-7.46% for Monero as delisting actions by 73 exchanges trigger declines
Monero (XMR) is trading at $343.02, losing 7.46% for the session. The token remains well below its key moving averages, reflecting pronounced daily downside momentum.
Highlights
- A $23 million XMR on-chain purchase on June 1, 2026, injected significant liquidity and triggered market attention amid a restrictive environment.
- Large holders shifted portions of XMR into DAI via Wagyu.xyz, signaling strategic repositioning as regulatory pressures persist after major exchange delistings.
- XMR continues to trade under key resistance, with strong bearish momentum and an expected five-day range between $325 and $360.
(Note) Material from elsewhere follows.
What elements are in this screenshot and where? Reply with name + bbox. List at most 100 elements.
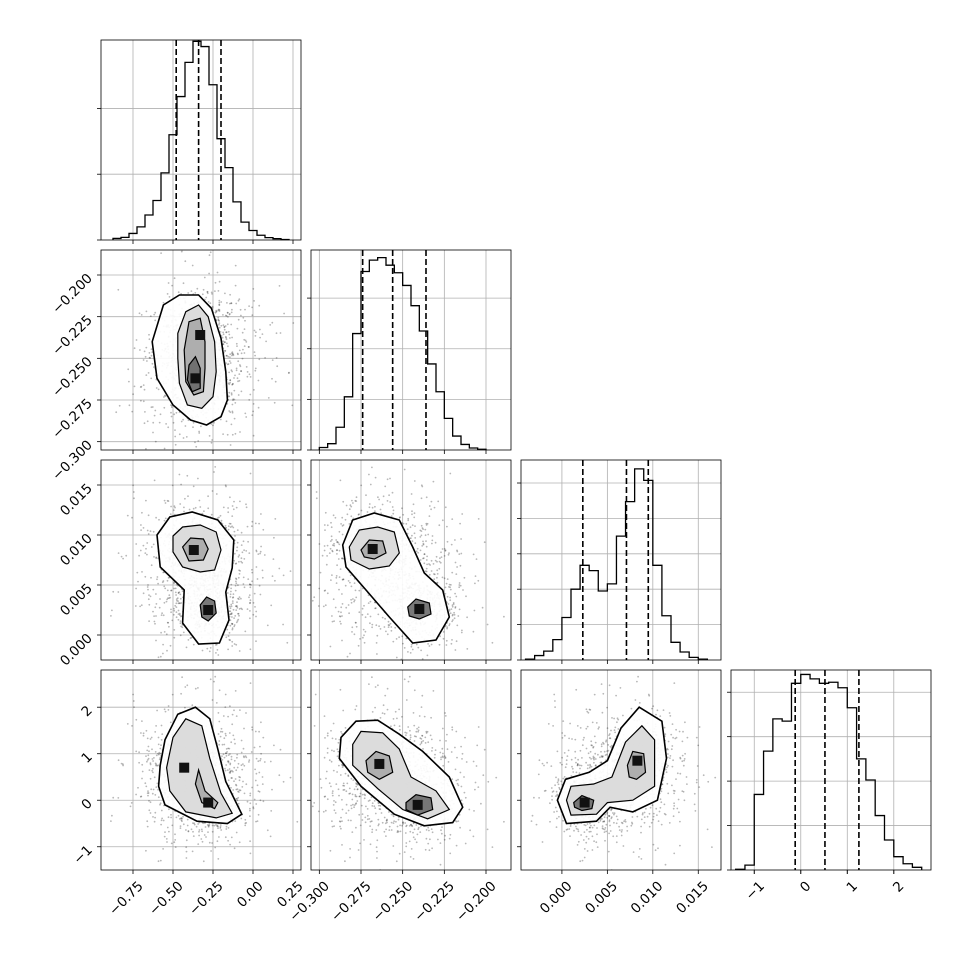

Regulatory scrutiny drives large XMR repositioning after major on-chain inflow
On June 1, 2026, an on-chain purchase of approximately $23 million in XMR was recorded, injecting sudden liquidity into the network and drawing market interest. Subsequently, portions of the funds were swapped for DAI and routed through the over-the-counter venue Wagyu.xyz, reflecting large-scale repositioning in response to ongoing regulatory scrutiny. XMR remains subject to a restrictive trading environment after widespread delistings by 73 exchanges in 2025, though direct asset ownership persists in most jurisdictions and protocol-level emission continues at a steady sub-1% annual rate.
Oversold technicals and weak trend reinforce resistance at key levels
XMR trades below the MA-20 ($384.52), MA-50 ($381.64), and MA-200 ($394.57). The Ichimoku Kijun level at $383.53 acts as immediate resistance. Oscillator readings show RSI at 39.57, CCI at –244.02, and Stoch RSI at 7.47, all indicating oversold conditions. The BBP at –3.87 and AO sell signal confirm dominance by sellers, while both MACD and ADX (D1) register a negative trend with weak directional strength.
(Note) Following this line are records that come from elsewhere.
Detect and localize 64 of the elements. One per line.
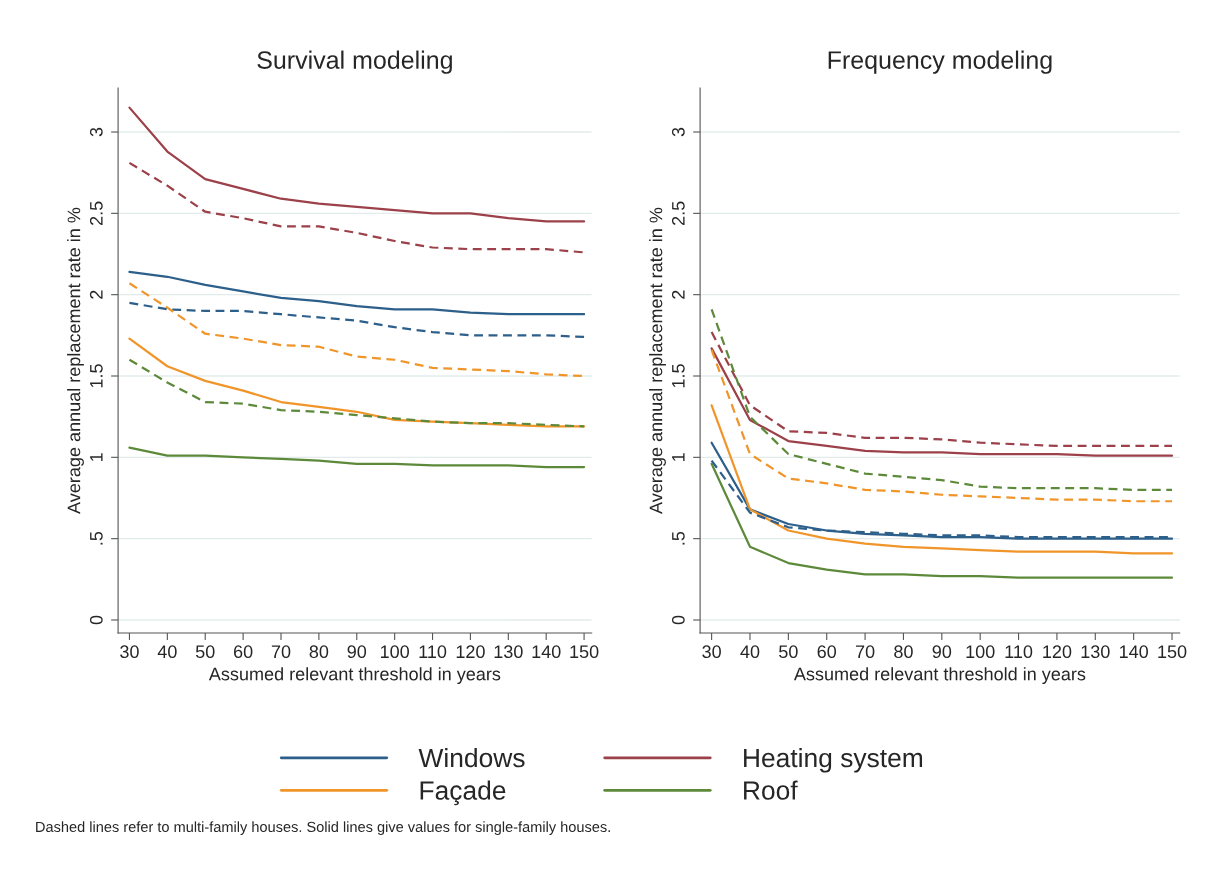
legend-label: Roof [744,780,798,800]
x-tick-label: 100 [966,645,995,659]
legend-label: Windows [418,747,525,768]
x-tick-label: 30 [120,645,139,659]
x-tick-label: 80 [309,645,329,659]
line-series [710,330,1174,448]
x-tick-label: 120 [1043,645,1072,659]
legend-label: Heating system [744,747,923,773]
line-series [710,404,1174,555]
y-tick-label: 1.5 [672,364,685,388]
x-tick-label: 130 [1081,645,1110,659]
x-tick-label: 90 [932,645,952,659]
x-tick-label: 150 [1158,645,1187,659]
y-axis-title: Average annual replacement rate in % [649,207,666,514]
x-tick-label: 130 [494,645,523,659]
x-tick-label: 140 [1119,645,1149,659]
y-tick-label: 2 [89,290,103,299]
y-tick-label: 2.5 [89,201,103,225]
line-series [128,337,586,428]
x-tick-label: 110 [1005,645,1033,659]
line-series [128,270,586,316]
x-tick-label: 50 [195,645,215,659]
x-tick-label: 110 [419,645,447,659]
x-tick-label: 40 [740,645,760,659]
y-tick-label: 0 [89,615,103,625]
chart-title: Frequency modeling [828,50,1052,74]
x-tick-label: 90 [347,645,367,659]
line-series [128,446,586,469]
y-tick-label: 1.5 [90,364,103,388]
y-tick-label: 1 [90,453,103,461]
line-series [710,308,1174,491]
x-tick-label: 100 [380,645,410,659]
x-tick-label: 60 [233,645,253,659]
x-tick-label: 70 [855,645,875,659]
y-axis-title: Average annual replacement rate in % [67,207,84,514]
line-series [128,358,586,428]
line-series [128,301,586,339]
x-tick-label: 80 [894,645,913,659]
y-tick-label: 3 [89,127,103,137]
x-tick-label: 120 [456,645,485,659]
y-tick-label: .5 [90,531,103,545]
y-tick-label: 3 [671,127,685,137]
line-series [128,106,586,223]
x-tick-label: 60 [817,645,837,659]
line-series [128,161,586,254]
x-tick-label: 30 [702,645,721,659]
x-axis-title: Assumed relevant threshold in years [793,667,1086,685]
text: Dashed lines refer to multi-family houses. Solid lines give values for single-family houses. [36,821,610,835]
y-tick-label: 1 [672,453,685,461]
line-series [710,462,1174,579]
y-tick-label: 2.5 [671,201,685,225]
y-tick-label: 2 [671,290,685,299]
x-tick-label: 140 [532,645,561,659]
x-tick-label: 50 [779,645,798,659]
legend-label: Façade [420,780,506,806]
x-tick-label: 70 [271,645,291,659]
y-tick-label: .5 [672,531,685,545]
x-tick-label: 150 [570,645,599,659]
line-series [710,348,1174,503]
x-axis-title: Assumed relevant threshold in years [208,667,501,685]
x-tick-label: 40 [157,645,177,659]
y-tick-label: 0 [671,615,685,625]
chart-title: Survival modeling [257,50,452,74]
line-series [710,347,1174,457]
Sideways trading expected as capped resistance limits breakout odds
Over the next five trading days, XMR is likely to fluctuate within the $325 to $360 volatility band relative to current levels, with the token trading in the lower half of that range. The baseline scenario sees XMR remaining capped by resistance and moving sideways under $360. A bullish breakout above $360 would open the way for a test of former resistance near $375, though this outcome has a low probability. If XMR falls below $339, further downside could quickly expose the $325–$330 support area.
Earlier, analysts noted that Monero was exhibiting persistent downside momentum and facing challenges at key resistance levels, limiting its recovery prospects. The continued presence of concentrated, large-scale transactions amid deep oversold conditions now raises the potential for heightened volatility, making sustained closes above $360 a critical signal for any shift in the prevailing negative trend.